Build your own soft actuators , Integrate them in a working project, Document what you did, Include all source files, Create an interactive object; if experienced with coding, focus on fully integrating a microncontoller into a textile circuit
For this week I have chosen a parametric pattern of circles, following with the initial idea of controlling patterns digitally. The first prototype I made cutting the design with the laser cutter trotec speedy 400, in a 3mm thick acrylic. This stencil I have attached it to a support of acrylic of the same size with a tule fabric in the middle, so that the material could enter between the holes of the textile.
Make the same design but this time the stencil is 250gr paper with a thickness of 1mm, in the middle use the same tule fabric, attached to the base with tweezers.
I made a mixture of thermochromic black pigment with ecoflex, so that the movement of the fabric was elastic and comfortable. Use 10gr of pigment and 13.8 of ecoflex 00-30.
The way to use ecoflex 00-30 is to mix the two components A and B in the same amount, 50% A and 50% B, for this you must use a vascula to control the adequate amount of material.
The ecoflex and the pigment have been mixed satisfactorily, obtaining a black silicone, which is spread over the stencil. The tweezers were a disadvantage when it came to distributing the material homogenously, and neither was it sufficient pressure between layers, so part of the material was spread under the stencil.
The same process for the paper stencil, but this time easier to spread by the shallow depth of the texture.
This is the result after drying the ecoflex in the oven for 15 minutes at a temperature of 175f, when removing the material from the oven was still hot so it can be seen that the thermochromic pigment works and varies in color between soft and black depending on temperature.
In this image we can see the difference between the two prototypes, the prototype of 1mm thickness changes color much faster, than the prototype of 3mm due to the thickness of the material.
In this video we can see the degradation of colors, transpiring in white due to the hot air. The texture of this prototype tries to mimic the octopus suckers in some way and its color change through an external interaction.
The 1mm prototype changes much faster color so it is more visible the interaction with the body without having to use hot air.
I followed the tutorials of Liza Stark, to perform the first test with electronica. The conductive thread is under the textile, and is connected to a 9v battery at both ends, causing the yarn to heat up and generate a color change in the textile with the pigment.

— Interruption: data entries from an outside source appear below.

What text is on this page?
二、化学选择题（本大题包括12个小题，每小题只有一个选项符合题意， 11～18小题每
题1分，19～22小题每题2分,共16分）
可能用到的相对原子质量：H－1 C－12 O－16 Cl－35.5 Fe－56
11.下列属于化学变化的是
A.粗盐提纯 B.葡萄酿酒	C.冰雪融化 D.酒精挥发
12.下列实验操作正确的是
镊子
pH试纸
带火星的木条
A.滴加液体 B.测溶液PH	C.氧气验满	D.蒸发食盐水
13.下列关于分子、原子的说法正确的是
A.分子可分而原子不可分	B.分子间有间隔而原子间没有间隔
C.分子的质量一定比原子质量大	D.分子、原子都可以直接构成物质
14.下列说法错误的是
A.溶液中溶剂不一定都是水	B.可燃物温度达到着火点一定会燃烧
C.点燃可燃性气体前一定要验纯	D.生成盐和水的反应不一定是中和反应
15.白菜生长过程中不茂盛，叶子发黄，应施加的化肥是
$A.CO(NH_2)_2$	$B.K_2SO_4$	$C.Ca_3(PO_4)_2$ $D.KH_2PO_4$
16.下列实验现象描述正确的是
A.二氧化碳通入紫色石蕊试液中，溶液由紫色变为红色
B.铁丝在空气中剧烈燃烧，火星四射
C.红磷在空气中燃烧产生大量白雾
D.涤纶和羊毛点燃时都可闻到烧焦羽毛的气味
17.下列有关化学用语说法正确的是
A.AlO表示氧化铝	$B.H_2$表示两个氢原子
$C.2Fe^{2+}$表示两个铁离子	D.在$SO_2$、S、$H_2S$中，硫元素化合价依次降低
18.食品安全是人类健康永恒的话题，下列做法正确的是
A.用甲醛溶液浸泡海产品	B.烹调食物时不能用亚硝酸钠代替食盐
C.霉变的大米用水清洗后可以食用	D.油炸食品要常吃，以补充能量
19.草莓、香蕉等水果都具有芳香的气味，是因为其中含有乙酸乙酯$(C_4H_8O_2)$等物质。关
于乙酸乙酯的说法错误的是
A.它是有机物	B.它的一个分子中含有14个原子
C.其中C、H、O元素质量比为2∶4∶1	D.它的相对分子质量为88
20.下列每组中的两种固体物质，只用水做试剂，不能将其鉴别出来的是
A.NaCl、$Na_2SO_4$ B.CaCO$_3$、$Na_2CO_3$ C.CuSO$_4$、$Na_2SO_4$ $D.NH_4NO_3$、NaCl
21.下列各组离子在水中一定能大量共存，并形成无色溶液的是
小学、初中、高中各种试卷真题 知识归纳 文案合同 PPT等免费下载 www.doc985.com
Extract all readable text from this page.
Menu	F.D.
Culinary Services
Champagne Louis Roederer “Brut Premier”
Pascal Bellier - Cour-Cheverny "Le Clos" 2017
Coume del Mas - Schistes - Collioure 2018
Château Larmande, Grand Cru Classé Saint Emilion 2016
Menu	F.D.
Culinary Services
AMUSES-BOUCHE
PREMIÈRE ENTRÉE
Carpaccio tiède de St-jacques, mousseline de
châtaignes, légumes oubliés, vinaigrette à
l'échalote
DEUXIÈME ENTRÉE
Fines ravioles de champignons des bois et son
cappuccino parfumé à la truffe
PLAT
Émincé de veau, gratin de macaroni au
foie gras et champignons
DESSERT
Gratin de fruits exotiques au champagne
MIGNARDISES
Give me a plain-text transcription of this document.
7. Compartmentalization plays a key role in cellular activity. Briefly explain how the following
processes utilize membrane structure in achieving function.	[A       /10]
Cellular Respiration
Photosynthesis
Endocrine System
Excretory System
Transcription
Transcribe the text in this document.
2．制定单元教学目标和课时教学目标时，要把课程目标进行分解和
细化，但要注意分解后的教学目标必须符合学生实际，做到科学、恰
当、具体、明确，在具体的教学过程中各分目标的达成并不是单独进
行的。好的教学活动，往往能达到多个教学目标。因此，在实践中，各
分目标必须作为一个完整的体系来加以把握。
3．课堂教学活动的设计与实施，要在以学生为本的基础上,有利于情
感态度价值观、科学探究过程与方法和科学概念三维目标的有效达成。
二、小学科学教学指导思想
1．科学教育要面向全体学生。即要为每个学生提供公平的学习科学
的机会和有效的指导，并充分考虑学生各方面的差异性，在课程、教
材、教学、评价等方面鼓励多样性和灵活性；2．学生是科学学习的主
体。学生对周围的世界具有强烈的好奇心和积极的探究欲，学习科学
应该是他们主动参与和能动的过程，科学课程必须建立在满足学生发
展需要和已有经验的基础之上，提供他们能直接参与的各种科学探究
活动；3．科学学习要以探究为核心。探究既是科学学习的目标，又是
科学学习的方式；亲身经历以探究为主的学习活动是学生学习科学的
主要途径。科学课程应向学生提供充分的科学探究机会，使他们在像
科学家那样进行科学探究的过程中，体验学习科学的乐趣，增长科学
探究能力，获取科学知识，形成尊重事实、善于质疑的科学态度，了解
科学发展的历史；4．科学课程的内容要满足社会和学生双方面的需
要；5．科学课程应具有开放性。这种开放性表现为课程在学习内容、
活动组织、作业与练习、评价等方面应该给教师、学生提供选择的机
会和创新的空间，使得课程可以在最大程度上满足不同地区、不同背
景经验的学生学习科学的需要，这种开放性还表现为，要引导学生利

The idea of using this pattern was to be able to control the points independently creating patterns. It is this test I have sewn a square with conductive thread between the points, and I have repeated the same process, connecting the thread to the battery.
Continuing with the investigation of the patterns, this time I decided to use conductive tissue, to generate heat, but interspersed with velostat, so that both tissues would not burn, creating a pressure sensor that only heats up when you generate pressure on the conductive tissue.
This video represents the joy of when I did the first test and the results were a success. With this test you can see how I can change the color of the points by pressure independently. The points only change color in the part where the pressure sensor is located..
After my first success and full of positive energy, continue experimenting with another idea more complete but interesting. My hypothesis was based on being able to visualize patterns when pressing the sensor, since only the part that has the conductive textile is heated. This time I have introduced a new moon-shaped fabric on top of the velostat, hoping to be able to visualize only this shape when pressed.
Yes! The test has been a success, in this video we can see the figure of the moon when pressing the fabric, changing color to white. This test opens many possibilities for experimentation where you can visualize different shapes on the fabric by pressing on it.